You belong to her entirely; she is everything to you. Without her you can neither live nor die. For her sake you neglect even God. When you fear to become a Christian, come onto her. Why does the soul invoke the name of God when she is worshiping another? When she enlists spirits for cursing, why does she addressed them as demons? Why does she invoke the heavens and curse the earth? Why does she serve the Lord in one place and summon his vengeance in another place? How does she judge the dead? What words does she take from the Christians, whom she wishes neither to see nor to hear? Why does she either communicate these expressions to us or keep them from us? Why has she either taught us or learned from us?

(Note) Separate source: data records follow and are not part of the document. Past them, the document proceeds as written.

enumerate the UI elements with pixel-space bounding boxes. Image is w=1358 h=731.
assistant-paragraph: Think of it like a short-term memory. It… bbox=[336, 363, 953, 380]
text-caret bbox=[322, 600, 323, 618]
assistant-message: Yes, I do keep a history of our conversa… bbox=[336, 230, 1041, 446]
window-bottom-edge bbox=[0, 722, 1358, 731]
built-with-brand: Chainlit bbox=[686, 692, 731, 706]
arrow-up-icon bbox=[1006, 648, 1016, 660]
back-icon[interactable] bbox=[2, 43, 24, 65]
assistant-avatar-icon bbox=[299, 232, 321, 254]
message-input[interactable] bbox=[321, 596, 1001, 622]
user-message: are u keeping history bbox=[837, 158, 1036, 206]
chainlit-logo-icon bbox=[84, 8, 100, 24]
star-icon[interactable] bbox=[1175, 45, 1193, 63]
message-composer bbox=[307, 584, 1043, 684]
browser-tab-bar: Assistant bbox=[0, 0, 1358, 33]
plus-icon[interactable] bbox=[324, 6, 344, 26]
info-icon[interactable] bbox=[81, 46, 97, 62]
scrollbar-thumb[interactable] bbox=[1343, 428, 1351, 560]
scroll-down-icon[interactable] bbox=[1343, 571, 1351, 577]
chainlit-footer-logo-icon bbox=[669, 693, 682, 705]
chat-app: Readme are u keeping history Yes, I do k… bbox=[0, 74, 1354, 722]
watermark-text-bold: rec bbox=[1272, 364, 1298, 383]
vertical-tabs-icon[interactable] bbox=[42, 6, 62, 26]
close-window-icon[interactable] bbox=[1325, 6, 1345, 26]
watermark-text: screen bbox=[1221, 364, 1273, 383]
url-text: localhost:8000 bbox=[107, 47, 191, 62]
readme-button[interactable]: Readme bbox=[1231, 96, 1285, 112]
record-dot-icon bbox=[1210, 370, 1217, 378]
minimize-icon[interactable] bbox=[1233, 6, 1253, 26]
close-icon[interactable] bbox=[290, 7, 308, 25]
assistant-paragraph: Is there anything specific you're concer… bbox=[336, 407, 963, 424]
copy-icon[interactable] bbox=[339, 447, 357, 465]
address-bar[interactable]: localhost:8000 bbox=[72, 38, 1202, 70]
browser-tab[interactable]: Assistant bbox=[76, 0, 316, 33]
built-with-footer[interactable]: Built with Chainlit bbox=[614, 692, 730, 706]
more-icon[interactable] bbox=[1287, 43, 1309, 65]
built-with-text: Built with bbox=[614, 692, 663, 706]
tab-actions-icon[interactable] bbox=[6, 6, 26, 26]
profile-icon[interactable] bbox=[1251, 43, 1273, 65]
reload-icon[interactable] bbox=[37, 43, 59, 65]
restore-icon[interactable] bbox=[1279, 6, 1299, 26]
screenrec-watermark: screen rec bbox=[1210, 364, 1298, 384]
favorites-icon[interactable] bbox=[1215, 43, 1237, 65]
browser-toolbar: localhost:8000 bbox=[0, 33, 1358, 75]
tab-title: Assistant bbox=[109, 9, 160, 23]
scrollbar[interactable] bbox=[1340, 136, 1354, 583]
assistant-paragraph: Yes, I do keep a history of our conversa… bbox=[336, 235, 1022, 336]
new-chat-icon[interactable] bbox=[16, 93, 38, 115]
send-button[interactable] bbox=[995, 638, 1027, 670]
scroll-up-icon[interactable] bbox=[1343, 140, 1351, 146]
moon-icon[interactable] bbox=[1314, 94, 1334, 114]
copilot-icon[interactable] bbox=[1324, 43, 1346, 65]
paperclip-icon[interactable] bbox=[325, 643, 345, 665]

Be suspicious of such a convergence of words amidst such a divergence of the message. You are deluded if you attribute this to the Latin language alone or to the Greek language, which is closely related, for you are thus denying the universality of nature. The soul has descended from heaven, not just on the Latins and the Greeks. One humanity comprises all races, although the name varies. There is a single soul, but language is various. There is a single spirit, but speech is various. Every race has its own discourse, but the content of this discourse is universal. God is everywhere and the goodness of God is everywhere. [Omnium gentium unus homo, varium nomen est, una anima, varia vox, unus spiritus, varius sonus, propria cuique genti loquella, sed loquellae material communis. Deus ubique et bonitas dei ubique.] The demons are everywhere and the curse of the demons is everywhere. The summons of God’s judgment is everywhere [iudicii divini invocatio ubique]. The awareness of death is everywhere [mors ubique et conscientia mortis ubique] and the testimony of the soul is everywhere [testimonium ubique]. By its own right every soul proclaims those things we Christians are not even allowed to murmur [in public forum?] [Omnis anima suo iure proclamat quae nobis nec mutire conceditur]. Rightly then, every soul is both defendant and witness – as much a defendant against the charge of error as a witness to the truth. And she will stand before the court of God on the day of judgment with nothing to say. You were preaching God, but you were not seeking him. You shuddered before the demons and still you worshipped them. You would invoke the judgment of God and yet you denied it. You believed in eternal punishment and yet you took no steps to avoid it. You were aware of the Christian name and yet you have persecuted it [Christianum nomen sapiebas, et Christianum nomen persquebaris].